In conversation with Clive Lyttle
“Our aim is to support the best in new, diverse work. ”
- Clive Lyttle
Clive Lyttle
Clive Lyttle is the Artistic Director of Certain Blacks, an Arts Council England funded organisation for arts development based in Docklands, East London and currently celebrating its 10th year. He has also worked for Arts Council England as a Combined Arts Relationship Manager, Senior Manager for Engagement and Audiences and Head of Combined Arts SE and was responsible for circus, outdoor arts and arts centres including The Roundhouse and Jacksons Lane. Before ACE, Clive led The Central Arts Trust, developing a new arts centre for Waltham Forest.
Clive has also been artistic director of The Brewhouse Arts Centre, The Croydon Clocktower, and produced The Portobello Arts Festival in North Kensington. Other roles have included Multi Cultural Events officer for London Borough of Newham, programming and producing The Newham Mela. He holds an MA from City University in Cultural Leadership and BA (Hons) in Creative and Performing Arts. Clive is also a jazz musician and has worked with, and presented, several leading musicians and artists from the UK and internationally.
Ensemble Festival is now in its sixth edition, and it’s returning to the Royal Docks. What is it about this location that makes it such an inspiring canvas for the festival’s celebration of circus, dance, and street art?
The Royal Docks is where I live so it's fantastic to be able to present Ensemble Festival in such a stunning setting which is also part of my community. Over the past few years we have been able to present large scale circus events, such as Gorilla Circus and Unity on site opposite London City Airport and Bamboo by NoFit state performed with the Royal Victora Docks as a backdrop.
What does “ensemble” mean to you, both in terms of the festival and your own artistic journey?
The festival’s name is taken from jazz group Art Ensemble of Chicago, who made the album Certain Blacks. As a jazz musician, I was fascinated with their freeform approach to music and passion for Black empowerment and Civil Rights. I think these aspects have influenced the development of the organisation. We have been able to work with associates of Art Ensemble of Chicago, such as LT Beauchamp in our Heroes Festival, which was a real honour.
Each year, your programme features new work from groundbreaking UK artists.
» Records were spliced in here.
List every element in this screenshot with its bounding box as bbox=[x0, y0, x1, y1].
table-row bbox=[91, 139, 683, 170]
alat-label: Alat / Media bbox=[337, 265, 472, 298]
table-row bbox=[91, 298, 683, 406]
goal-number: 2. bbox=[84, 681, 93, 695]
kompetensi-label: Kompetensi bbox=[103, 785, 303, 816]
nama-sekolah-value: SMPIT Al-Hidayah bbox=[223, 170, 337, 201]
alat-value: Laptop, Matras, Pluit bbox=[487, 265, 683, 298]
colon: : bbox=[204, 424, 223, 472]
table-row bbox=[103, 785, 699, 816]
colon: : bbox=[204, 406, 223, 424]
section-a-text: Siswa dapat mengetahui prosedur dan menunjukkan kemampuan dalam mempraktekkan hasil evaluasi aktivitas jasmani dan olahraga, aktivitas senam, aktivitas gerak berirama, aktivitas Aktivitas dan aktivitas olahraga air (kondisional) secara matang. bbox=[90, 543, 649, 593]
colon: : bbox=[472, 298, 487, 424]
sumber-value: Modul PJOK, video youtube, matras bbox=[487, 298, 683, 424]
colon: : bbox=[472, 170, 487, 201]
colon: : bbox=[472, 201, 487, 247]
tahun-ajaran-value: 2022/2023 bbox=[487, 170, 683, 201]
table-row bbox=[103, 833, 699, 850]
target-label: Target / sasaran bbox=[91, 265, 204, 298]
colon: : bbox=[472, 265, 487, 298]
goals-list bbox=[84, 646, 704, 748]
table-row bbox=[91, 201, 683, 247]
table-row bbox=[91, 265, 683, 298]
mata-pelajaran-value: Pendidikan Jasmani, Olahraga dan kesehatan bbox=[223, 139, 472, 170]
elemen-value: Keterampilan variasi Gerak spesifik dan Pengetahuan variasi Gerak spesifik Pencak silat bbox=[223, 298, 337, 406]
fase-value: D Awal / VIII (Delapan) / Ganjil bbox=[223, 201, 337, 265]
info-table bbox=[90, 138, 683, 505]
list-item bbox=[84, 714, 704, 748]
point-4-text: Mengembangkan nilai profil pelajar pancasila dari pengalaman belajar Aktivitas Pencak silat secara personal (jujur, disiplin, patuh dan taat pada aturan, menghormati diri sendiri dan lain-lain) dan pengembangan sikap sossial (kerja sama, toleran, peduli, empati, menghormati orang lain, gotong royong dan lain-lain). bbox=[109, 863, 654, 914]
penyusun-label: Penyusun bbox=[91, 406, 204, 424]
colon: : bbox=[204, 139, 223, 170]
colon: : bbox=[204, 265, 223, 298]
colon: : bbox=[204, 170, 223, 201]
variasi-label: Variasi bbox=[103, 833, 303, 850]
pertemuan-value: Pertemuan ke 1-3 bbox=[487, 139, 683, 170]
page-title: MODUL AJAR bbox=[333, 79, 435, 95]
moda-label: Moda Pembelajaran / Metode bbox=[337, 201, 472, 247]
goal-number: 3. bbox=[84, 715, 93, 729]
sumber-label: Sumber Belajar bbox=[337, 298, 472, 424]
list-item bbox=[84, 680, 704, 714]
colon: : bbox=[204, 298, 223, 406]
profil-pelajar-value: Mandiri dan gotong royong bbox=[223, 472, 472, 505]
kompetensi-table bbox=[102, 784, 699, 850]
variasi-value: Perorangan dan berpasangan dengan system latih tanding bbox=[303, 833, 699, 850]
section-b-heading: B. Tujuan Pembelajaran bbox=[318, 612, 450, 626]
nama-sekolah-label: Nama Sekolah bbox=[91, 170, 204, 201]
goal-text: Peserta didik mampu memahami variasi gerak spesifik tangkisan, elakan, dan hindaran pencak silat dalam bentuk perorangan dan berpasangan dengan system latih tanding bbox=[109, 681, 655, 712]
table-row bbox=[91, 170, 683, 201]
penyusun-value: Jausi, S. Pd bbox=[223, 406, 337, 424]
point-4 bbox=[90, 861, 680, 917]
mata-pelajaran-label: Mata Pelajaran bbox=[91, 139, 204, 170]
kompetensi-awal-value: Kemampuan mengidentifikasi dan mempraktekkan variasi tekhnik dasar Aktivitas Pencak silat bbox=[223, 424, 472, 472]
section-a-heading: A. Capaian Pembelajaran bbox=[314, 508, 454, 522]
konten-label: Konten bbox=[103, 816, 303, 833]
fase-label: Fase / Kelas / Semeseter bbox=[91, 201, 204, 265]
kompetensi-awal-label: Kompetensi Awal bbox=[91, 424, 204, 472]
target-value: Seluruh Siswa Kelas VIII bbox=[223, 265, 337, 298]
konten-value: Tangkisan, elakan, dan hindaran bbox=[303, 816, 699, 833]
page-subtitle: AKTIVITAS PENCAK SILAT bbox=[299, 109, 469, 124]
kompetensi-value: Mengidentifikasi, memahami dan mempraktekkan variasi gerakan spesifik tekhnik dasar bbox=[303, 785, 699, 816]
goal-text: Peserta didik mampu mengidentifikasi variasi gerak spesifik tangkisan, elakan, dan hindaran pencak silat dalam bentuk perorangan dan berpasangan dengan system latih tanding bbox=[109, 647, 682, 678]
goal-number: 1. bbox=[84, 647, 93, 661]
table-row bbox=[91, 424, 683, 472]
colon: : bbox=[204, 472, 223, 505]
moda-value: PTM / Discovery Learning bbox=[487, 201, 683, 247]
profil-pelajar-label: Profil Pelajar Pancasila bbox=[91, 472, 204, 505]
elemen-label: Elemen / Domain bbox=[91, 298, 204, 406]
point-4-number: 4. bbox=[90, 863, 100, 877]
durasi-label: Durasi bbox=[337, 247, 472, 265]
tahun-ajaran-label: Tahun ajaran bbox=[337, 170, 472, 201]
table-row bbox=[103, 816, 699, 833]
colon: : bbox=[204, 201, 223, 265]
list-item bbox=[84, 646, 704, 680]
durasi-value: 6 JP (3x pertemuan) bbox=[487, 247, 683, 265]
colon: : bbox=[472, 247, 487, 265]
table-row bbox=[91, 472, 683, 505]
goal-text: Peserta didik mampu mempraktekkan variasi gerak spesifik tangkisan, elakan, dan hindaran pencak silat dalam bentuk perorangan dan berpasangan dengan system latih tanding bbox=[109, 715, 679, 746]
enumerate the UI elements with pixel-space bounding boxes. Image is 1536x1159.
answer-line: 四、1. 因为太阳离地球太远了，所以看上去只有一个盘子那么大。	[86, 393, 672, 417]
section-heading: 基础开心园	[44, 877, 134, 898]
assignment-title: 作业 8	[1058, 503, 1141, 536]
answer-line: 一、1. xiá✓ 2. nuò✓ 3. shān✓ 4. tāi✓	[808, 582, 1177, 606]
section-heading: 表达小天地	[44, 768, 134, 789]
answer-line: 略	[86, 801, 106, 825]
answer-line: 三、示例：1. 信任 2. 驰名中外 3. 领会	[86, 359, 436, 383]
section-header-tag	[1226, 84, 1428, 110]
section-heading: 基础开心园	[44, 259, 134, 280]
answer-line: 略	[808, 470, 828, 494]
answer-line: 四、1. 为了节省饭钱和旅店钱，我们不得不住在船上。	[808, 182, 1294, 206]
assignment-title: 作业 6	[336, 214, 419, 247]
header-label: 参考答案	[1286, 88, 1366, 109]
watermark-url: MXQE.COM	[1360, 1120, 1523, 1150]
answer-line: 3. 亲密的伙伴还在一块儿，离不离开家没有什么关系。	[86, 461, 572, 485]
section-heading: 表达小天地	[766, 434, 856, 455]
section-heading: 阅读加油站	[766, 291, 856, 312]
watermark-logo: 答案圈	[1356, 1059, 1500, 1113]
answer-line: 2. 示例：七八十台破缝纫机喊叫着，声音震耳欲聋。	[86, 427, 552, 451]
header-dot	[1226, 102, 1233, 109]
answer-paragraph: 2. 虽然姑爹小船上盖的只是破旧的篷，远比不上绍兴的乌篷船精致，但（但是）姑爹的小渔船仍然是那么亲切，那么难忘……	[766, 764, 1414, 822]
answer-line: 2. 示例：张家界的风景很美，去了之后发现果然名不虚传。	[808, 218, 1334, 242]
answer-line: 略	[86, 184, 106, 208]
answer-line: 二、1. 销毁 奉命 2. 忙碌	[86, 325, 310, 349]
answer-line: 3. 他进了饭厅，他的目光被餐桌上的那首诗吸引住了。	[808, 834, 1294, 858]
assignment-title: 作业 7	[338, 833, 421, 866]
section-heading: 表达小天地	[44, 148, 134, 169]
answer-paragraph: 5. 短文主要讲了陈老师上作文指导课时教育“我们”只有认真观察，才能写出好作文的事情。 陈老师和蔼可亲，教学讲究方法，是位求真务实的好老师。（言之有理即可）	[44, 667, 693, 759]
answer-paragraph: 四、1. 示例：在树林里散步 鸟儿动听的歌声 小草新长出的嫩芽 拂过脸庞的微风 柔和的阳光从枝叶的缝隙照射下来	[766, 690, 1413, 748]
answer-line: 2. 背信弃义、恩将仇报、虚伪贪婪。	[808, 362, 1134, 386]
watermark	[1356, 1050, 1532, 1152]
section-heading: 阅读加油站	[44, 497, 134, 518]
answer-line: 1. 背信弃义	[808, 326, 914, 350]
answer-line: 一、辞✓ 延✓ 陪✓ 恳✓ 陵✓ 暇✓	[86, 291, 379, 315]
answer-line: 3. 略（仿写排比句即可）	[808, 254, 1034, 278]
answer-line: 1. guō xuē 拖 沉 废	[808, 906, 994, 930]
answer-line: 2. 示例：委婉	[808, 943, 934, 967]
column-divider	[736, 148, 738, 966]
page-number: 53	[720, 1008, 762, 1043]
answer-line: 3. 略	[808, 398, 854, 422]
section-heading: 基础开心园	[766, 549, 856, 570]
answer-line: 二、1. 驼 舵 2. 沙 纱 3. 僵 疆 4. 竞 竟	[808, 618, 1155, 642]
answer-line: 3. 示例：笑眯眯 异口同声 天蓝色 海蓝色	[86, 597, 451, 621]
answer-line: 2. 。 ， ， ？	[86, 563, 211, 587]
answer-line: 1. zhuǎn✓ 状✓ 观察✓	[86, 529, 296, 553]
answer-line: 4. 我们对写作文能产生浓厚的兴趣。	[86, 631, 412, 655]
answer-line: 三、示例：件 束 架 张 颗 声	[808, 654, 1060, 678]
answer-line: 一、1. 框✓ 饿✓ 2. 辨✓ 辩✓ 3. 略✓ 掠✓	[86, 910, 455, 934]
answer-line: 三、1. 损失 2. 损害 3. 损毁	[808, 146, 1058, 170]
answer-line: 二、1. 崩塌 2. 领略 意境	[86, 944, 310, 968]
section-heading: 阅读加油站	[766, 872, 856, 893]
How do you select or commission artists, and what do you look for in the performances that become part of Ensemble Festival?
Ensemble Festival is part of Without Walls - a national network of commissioning festivals that selects a programme of new work each year. This has supported shows like Tell Me from Sadiq Ali, and other artists whom we have worked with over the years. Certain Blacks also commissions new work directly, including Holy Dirt from Thirunarayan Productions and Miss High Leg Kick’s Palais de Danse. Our aim is to support the best in new, diverse work.
Certain Blacks is now celebrating its 10th year of championing diverse artists, how do you think your work has helped shift the landscape for underrepresented artists?
Over this time Certain Blacks has been able to present work which is not about artist backgrounds but around topics that artists want to address. Tell Me deals with the challenges of living with your community whilst being HIV positive and recently, we presented Best Friends from theatre company Crying In the Wilderness, a play about Black friendship and assisted dying. These are areas that tell different stories of communities which have more than colours and origins in common.
Tell Me by Sadiq Ali. Image credit Luke Whitcomb
What do you see as the biggest challenge facing festivals and outdoor arts right now—and how is Ensemble responding to that?
The biggest challenge is cost. Ensemble Festival is free to everyone and funded by Arts Council England, Without Walls and the Royal Docks and without this support it would not be possible to stage. We must keep the festival free to make sure the local community, as well as tourists, can access it.
Are there any particular performances in Ensemble Festival's 2025 lineup that you’re especially excited for audiences to experience?
Tell Me from Sadiq Ali will be a fantastic circus performance on a fantastic set, Holy Dirt from Thirunrayan Productions is a partnership with physical theatre legend David Glass - a project Certain Blacks has supported over the years and Waiting Song by Mish Weaver - a fantastic show which asks us to reflect on life and what we are waiting for.
The [Quick] #FLODown:
Best life advice?
"Don't take on something that is already a success, you will only F.. it Up" Philip Headly, Theatre Royal Stratford East
Last song you listened to?
Abolition of the Royal Familia by The Orb
Last book you read?
Sex is no Emergency : Adventures in a Post Punk Wonderland by Dorothy Max Prior
Can’t live without...?
My Guitars/ Synths
What should the art world be more of and less of?
More wildness and diversity and less high art
The Ensemble Festival 2025, produced by Certain Blacks, will take place on 26 and 27 July 2025 at London’s Royal Victoria Docks. It is a free outdoor festival showcasing circus, dance, physical theatre and street art.